Australia’s central bank earlier Tuesday surprised markets by raising interest rates by a quarter of a percentage point and saying “some further tightening” may be needed to get inflation fully under control. It pointed to prices rising still too quickly for services, an area that the Fed has also been focused on.
Adding worries on top of that is the latest political spat over the nation’s debt limit. Treasury Secretary Janet Yellen said late Monday that the U.S. government could default on its debt as early as June 1 unless Washington allows it to borrow more.

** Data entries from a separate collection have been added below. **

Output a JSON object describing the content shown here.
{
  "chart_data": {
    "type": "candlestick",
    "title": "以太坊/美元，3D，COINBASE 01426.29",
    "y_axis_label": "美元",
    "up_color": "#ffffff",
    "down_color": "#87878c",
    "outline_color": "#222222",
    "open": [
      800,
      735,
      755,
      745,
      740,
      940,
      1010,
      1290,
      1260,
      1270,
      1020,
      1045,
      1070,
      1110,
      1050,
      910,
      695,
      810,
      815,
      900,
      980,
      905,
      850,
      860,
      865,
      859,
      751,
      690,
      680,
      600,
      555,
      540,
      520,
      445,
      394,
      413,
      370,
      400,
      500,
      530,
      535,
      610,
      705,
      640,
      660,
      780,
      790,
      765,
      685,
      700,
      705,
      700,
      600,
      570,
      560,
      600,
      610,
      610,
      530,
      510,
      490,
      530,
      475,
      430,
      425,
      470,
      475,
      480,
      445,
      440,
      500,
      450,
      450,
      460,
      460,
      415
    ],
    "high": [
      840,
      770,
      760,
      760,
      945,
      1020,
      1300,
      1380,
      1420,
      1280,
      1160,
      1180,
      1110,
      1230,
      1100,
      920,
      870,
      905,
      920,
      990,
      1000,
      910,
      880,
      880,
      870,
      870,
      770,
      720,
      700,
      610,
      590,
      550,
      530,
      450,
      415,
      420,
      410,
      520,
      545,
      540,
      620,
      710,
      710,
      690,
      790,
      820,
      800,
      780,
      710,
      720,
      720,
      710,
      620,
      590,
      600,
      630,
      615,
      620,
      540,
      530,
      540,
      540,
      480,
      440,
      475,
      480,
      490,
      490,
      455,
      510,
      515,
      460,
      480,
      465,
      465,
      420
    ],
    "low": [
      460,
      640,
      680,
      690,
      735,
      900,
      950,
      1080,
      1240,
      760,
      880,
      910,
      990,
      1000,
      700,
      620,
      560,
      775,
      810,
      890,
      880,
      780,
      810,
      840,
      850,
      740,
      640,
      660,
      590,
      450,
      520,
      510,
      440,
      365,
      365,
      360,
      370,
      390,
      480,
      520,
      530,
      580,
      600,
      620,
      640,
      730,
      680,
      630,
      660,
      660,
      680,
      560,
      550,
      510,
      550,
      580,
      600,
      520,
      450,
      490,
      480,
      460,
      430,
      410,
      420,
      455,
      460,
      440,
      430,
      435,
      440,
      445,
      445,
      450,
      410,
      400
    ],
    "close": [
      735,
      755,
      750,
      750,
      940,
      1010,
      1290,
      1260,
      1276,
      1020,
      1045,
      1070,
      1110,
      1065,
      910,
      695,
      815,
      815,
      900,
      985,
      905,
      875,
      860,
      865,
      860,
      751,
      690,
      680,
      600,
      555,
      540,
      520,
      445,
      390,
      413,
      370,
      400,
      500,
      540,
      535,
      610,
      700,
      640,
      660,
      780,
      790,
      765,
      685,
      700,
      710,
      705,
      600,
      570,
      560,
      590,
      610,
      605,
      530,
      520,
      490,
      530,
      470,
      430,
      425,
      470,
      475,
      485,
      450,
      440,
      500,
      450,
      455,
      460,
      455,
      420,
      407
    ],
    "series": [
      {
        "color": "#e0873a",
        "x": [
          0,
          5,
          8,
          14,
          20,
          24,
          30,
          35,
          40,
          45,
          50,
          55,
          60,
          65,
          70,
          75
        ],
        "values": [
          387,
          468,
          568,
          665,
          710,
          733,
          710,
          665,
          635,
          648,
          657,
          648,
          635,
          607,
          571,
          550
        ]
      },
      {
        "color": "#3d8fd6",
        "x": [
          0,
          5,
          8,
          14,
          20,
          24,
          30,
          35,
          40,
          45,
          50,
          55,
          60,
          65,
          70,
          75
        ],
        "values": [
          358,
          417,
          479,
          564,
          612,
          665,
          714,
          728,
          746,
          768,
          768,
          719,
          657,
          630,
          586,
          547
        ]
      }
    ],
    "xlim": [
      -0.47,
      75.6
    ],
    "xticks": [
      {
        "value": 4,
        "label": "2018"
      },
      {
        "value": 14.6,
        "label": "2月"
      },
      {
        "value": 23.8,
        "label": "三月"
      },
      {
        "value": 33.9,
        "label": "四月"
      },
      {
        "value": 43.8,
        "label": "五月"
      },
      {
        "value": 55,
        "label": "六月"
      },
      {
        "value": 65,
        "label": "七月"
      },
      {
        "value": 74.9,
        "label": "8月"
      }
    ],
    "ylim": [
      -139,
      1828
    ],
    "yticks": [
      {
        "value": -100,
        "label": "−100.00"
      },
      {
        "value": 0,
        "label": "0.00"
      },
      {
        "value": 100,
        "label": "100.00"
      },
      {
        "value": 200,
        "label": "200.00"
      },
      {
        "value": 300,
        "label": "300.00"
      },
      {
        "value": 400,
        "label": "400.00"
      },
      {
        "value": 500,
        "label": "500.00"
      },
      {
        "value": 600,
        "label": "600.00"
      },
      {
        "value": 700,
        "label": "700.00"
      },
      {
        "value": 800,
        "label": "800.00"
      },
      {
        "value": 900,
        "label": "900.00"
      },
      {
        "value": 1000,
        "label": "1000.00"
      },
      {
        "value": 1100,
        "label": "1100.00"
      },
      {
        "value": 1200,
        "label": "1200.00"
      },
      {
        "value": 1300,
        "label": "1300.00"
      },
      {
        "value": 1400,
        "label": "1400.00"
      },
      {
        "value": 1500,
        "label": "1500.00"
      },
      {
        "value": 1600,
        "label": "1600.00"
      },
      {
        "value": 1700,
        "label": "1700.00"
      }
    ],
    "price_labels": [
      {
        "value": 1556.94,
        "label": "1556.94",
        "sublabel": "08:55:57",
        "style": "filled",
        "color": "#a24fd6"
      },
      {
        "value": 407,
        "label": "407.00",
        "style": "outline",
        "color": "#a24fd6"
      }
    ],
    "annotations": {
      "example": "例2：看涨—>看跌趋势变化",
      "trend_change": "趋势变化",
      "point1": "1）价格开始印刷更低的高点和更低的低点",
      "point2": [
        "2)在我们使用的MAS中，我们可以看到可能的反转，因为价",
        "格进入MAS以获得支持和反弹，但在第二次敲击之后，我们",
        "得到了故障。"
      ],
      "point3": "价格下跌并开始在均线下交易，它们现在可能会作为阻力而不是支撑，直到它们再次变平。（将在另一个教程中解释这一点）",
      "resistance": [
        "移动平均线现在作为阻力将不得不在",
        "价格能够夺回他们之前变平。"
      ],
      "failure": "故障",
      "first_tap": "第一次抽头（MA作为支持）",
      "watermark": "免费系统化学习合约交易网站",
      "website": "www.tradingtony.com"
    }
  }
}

That’s an earlier “X-date” than previously thought.
A default could be disastrous because much of the financial system is built on the assumption that U.S. government debt is the safest investment available. Most of Wall Street believes Congress will come to a deal before the deadline, as it has many times before, because the alternative would be so dire.
While Yellen made the June 1 deadline sound like a flexible one, Wall Street will likely be treating it with more definitiveness. Any portfolio manager investing clients’ money with instructions to avoid anything at risk of getting payments delayed will be steering clear of June 1 bills, according to strategists at UBS.
With only weeks to go before June 1, Congress could be forced to kick the can down the road and agree to an extension of a few months, rather than a long-term deal.
“There could be a few debt ceiling deadlines prior to the 2024 elections,” the UBS strategists led by Michael Cloherty wrote in a report.
In the bond market, the yield on the 10-year Treasury fell to 3.46% from 3.57% late Monday.